Mr. Walters argues the FFRF is violating protections for religious expression. He cited a lawsuit the group filed against Achille Public Schools on behalf of a parent who expressed concern about the district broadcasting a student-led prayer over the intercom.

“The Freedom From Religion Foundation has no stake in our schools, no authority over our communities,” the superintendent said in a press release. “Their threats are nothing more than a desperate attempt to erase faith from public life, and we will fight them at every turn.”

In response to the lawsuit, FFRF said in a statement it “expects to continue our important work in Oklahoma regardless of frivolous lawsuits by Walters.”
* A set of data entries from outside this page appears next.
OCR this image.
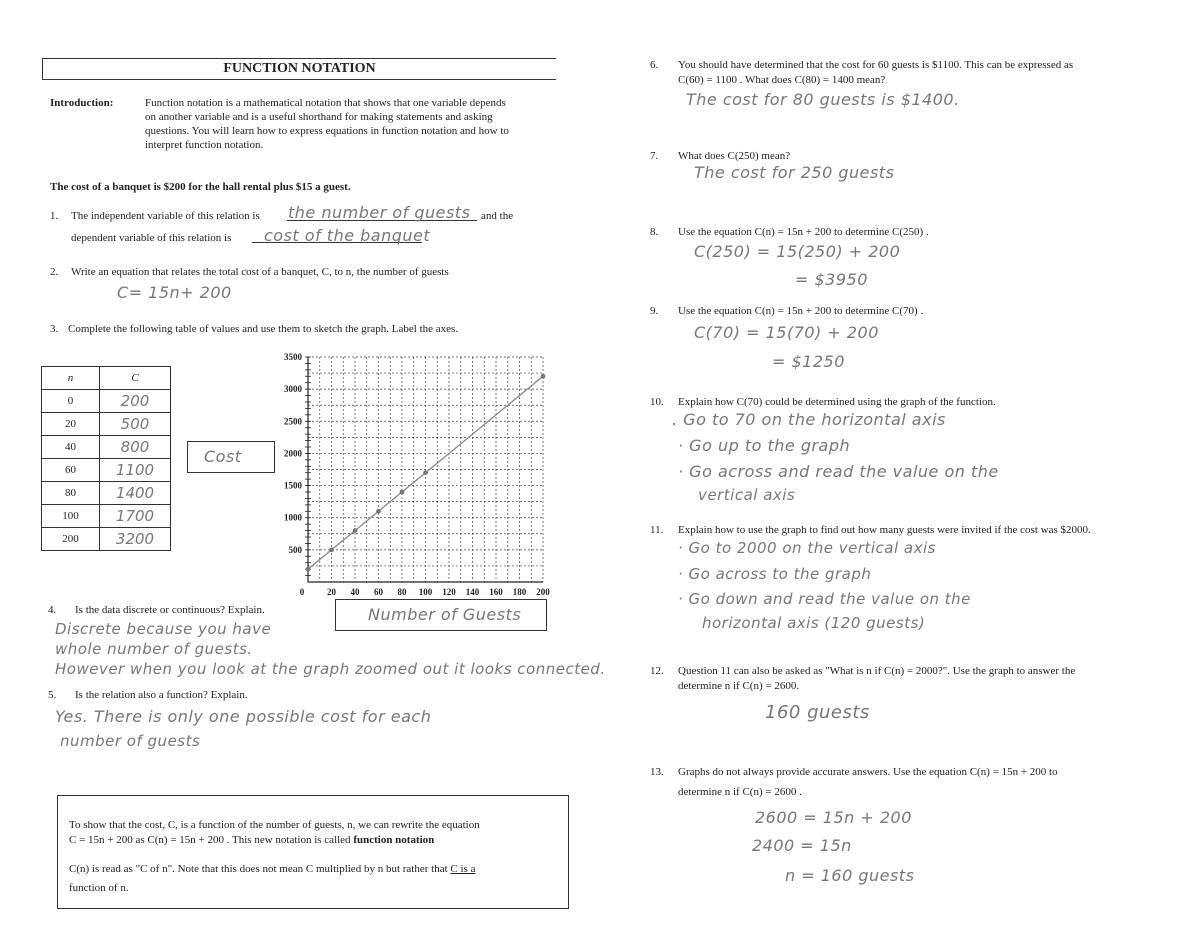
FUNCTION NOTATION
Introduction:	Function notation is a mathematical notation that shows that one variable depends
on another variable and is a useful shorthand for making statements and asking
questions. You will learn how to express equations in function notation and how to
interpret function notation.
The cost of a banquet is $200 for the hall rental plus $15 a guest.
1. The independent variable of this relation is the number of guests and the
dependent variable of this relation is cost of the banquet
2. Write an equation that relates the total cost of a banquet, C, to n, the number of guests
C= 15n+ 200
3. Complete the following table of values and use them to sketch the graph. Label the axes.
n	C
0	200
20	500
40	800
60	1100
80	1400
100	1700
200	3200
Cost
500
1000
1500
2000
2500
3000
3500
0	20 40 60 80 100 120 140 160 180 200
Number of Guests
4. Is the data discrete or continuous? Explain.
Discrete because you have
whole number of guests.
However when you look at the graph zoomed out it looks connected.
5. Is the relation also a function? Explain.
Yes. There is only one possible cost for each
number of guests
To show that the cost, C, is a function of the number of guests, n, we can rewrite the equation
C = 15n + 200 as C(n) = 15n + 200 . This new notation is called function notation
C(n) is read as "C of n". Note that this does not mean C multiplied by n but rather that C is a
function of n.
6. You should have determined that the cost for 60 guests is $1100. This can be expressed as
C(60) = 1100 . What does C(80) = 1400 mean?
The cost for 80 guests is $1400.
7. What does C(250) mean?
The cost for 250 guests
8. Use the equation C(n) = 15n + 200 to determine C(250) .
C(250) = 15(250) + 200
= $3950
9. Use the equation C(n) = 15n + 200 to determine C(70) .
C(70) = 15(70) + 200
= $1250
10. Explain how C(70) could be determined using the graph of the function.
. Go to 70 on the horizontal axis
· Go up to the graph
· Go across and read the value on the
vertical axis
11. Explain how to use the graph to find out how many guests were invited if the cost was $2000.
· Go to 2000 on the vertical axis
· Go across to the graph
· Go down and read the value on the
horizontal axis (120 guests)
12. Question 11 can also be asked as "What is n if C(n) = 2000?". Use the graph to answer the
determine n if C(n) = 2600.
160 guests
13. Graphs do not always provide accurate answers. Use the equation C(n) = 15n + 200 to
determine n if C(n) = 2600 .
2600 = 15n + 200
2400 = 15n
n = 160 guests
“The legal action comes after FFRF issued a cease-and-desist letter to an Oklahoma school for allowing a student to pray over the intercom, threatening litigation if the school did not comply with their radical agenda,” the statement said.

The organization argued that the prayer in public schools is a violation of the Establishment Clause of the Constitution. The nonprofit previously filed a complaint against the Prague Elementary School in Oklahoma for hosting daily prayers during its announcement, and it says both schools have since stopped the routine.

Mr. Walters has been an advocate for infusing religion into public schools. He has called the idea of separation of church and state a “false narrative.” During a Family Research Council summit in June 2024, he said, “The Supreme Court has been wrong. There is no separation of church and state in the Constitution or Declaration of Independence. It doesn’t exist.”

“So we will bring God back to schools and prayer back in schools in Oklahoma. And we will fight back against that radical myth,” he said.

While the First Amendment does not include the phrase “separation of church and state,” the Supreme Court ruled in the 1962 decision Engel v. Vitale that school-sponsored prayer violated the Establishment Clause, which has been interpreted as preventing the establishment of a national religion or giving preference to one religion over the other. 

Mr. Walters has also tried to include the Bible in public education. However, in March, the Oklahoma Supreme Court blocked his plan to use taxpayer dollars to buy Bibles for every fifth to 12th grade classroom in the state. 

Mr. Walters is not alone in his effort to increase religious themes in education. The U.S. Supreme Court is scheduled to hear arguments at the end of April regarding the legality of what would become America’s first religious charter school.

On Monday, the governor of Oklahoma, Kevin Stitt, issued an executive order that directs state agencies to review and eliminate polices that “exclude religious individuals or institutions from public programs, funds or benefits.”